Ohio Senator Matt Dolan has introduced a bill to his state senate to legally recognize the information stored on the blockchain. Including both smart contracts and financial records, this recognition would be a significant milestone in the legal transition of blockchain technology from a regulated entity to a recognized financial system in the United States.
The bill functions by amending the Uniform Electronic Transition Act, allowing it to apply to records and contracts stored on the blockchain. This bill, Senate Bill 300, marks an important step in governmental regulation of cryptocurrencies, as well as the Initial Coin Offerings which continue to cause problems on the international stage due to the commonality of scams within its industry.
The most important implication of this bill is likely its impact on the ownership of information. In the United States, individuals have a certain amount of personal control over information that is stored on the internet. Typically, this includes personal financial information. But the extension to blockchain technology has been difficult; it is unclear at this point how exactly public financial information stored on the blockchain applies to the existing definition of personal online data.
This could be a good move for the state in its efforts to establish a safe-haven for blockchain technological development. Legally recognizing the company is the first step in Ohio presenting itself as a potential host for the development of future technologies on the digital public ledger, or the blockchain.
Cryptocurrency Community Opposition
To further complicate matters, the classification of personal information on the blockchain as legally-recognized personal data is a move that might cause significant problems within the cryptocurrency community. Legislation regarding digital privacy by the European Union led to the shutdown of PICOPS, an address-verification platform created by Parity Technologies.
Part of the problem arises from the inherent immutability of information on the blockchain. Consumers who want to remove their personal information from the public, decentralized ledger will generally be unable to.

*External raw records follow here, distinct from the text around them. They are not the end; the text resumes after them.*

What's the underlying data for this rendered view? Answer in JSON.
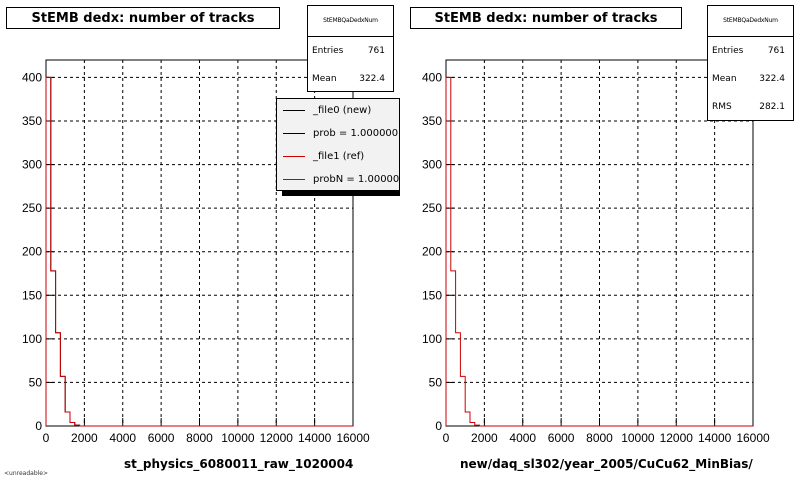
{
  "colors": {
    "file0": "#000000",
    "file1": "#cc0000",
    "grid": "#000000"
  },
  "left": {
    "title": "StEMB dedx: number of tracks",
    "stats": {
      "name": "StEMBQaDedxNum",
      "rows": [
        {
          "k": "Entries",
          "v": "761"
        },
        {
          "k": "Mean",
          "v": "322.4"
        }
      ]
    },
    "legend": [
      {
        "label": "_file0 (new)",
        "color_key": "file0"
      },
      {
        "label": "prob = 1.000000",
        "color_key": "file0"
      },
      {
        "label": "_file1 (ref)",
        "color_key": "file1"
      },
      {
        "label": "probN = 1.000000",
        "color_key": "file1"
      }
    ],
    "xlabel": "st_physics_6080011_raw_1020004"
  },
  "right": {
    "title": "StEMB dedx: number of tracks",
    "stats": {
      "name": "StEMBQaDedxNum",
      "rows": [
        {
          "k": "Entries",
          "v": "761"
        },
        {
          "k": "Mean",
          "v": "322.4"
        },
        {
          "k": "RMS",
          "v": "282.1"
        }
      ]
    },
    "xlabel": "new/daq_sl302/year_2005/CuCu62_MinBias/"
  },
  "footer": "<unreadable>",
  "chart_data": [
    {
      "type": "histogram",
      "title": "StEMB dedx: number of tracks",
      "xlabel": "st_physics_6080011_raw_1020004",
      "ylabel": "",
      "xlim": [
        0,
        16000
      ],
      "ylim": [
        0,
        420
      ],
      "xticks": [
        0,
        2000,
        4000,
        6000,
        8000,
        10000,
        12000,
        14000,
        16000
      ],
      "yticks": [
        0,
        50,
        100,
        150,
        200,
        250,
        300,
        350,
        400
      ],
      "grid": true,
      "legend_position": "top-right",
      "bin_edges": [
        0,
        250,
        500,
        750,
        1000,
        1250,
        1500,
        1750,
        16000
      ],
      "series": [
        {
          "name": "_file0 (new)",
          "values": [
            400,
            178,
            107,
            57,
            16,
            4,
            1,
            0
          ]
        },
        {
          "name": "_file1 (ref)",
          "values": [
            400,
            178,
            107,
            57,
            16,
            4,
            1,
            0
          ]
        }
      ]
    },
    {
      "type": "histogram",
      "title": "StEMB dedx: number of tracks",
      "xlabel": "new/daq_sl302/year_2005/CuCu62_MinBias/",
      "ylabel": "",
      "xlim": [
        0,
        16000
      ],
      "ylim": [
        0,
        420
      ],
      "xticks": [
        0,
        2000,
        4000,
        6000,
        8000,
        10000,
        12000,
        14000,
        16000
      ],
      "yticks": [
        0,
        50,
        100,
        150,
        200,
        250,
        300,
        350,
        400
      ],
      "grid": true,
      "bin_edges": [
        0,
        250,
        500,
        750,
        1000,
        1250,
        1500,
        1750,
        16000
      ],
      "series": [
        {
          "name": "",
          "values": [
            400,
            178,
            107,
            57,
            16,
            4,
            1,
            0
          ]
        }
      ]
    }
  ]
}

Despite this, many consider legal recognition of cryptocurrencies to be a very positive step forward for the technology and the community.
Other States And Cryptocurrencies
Other U.S. states are also working to legitimize and welcome cryptocurrencies and blockchain technologies into their own economic ecosystem. Georgia, for example, has put forward a bill that would allow the digital, decentralized currencies to be used for taxes and licensing fees. This form of legitimization places the currency on recognizable terms with traditional fiat money in the state.
Arizona has also made efforts to normalize the currency, with one representative outlining that the state has the “intention to build” an institution where the cryptocurrencies are accepted and blockchain innovation is encouraged.
Though opposition may exist, it is also clear that substantive benefits may result from the legitimization of cryptocurrencies into current governmental frameworks in the United States. The efforts of some states to recognize the data present on the blockchain as legitimate has several ramifications for the interpretation and autonomy of personal information and personal data.
Only time will tell which governments succeed in their efforts, and how the evolving cryptocurrency community will respond to the integration of their independent and decentralized currency into a centralized economic and legal system.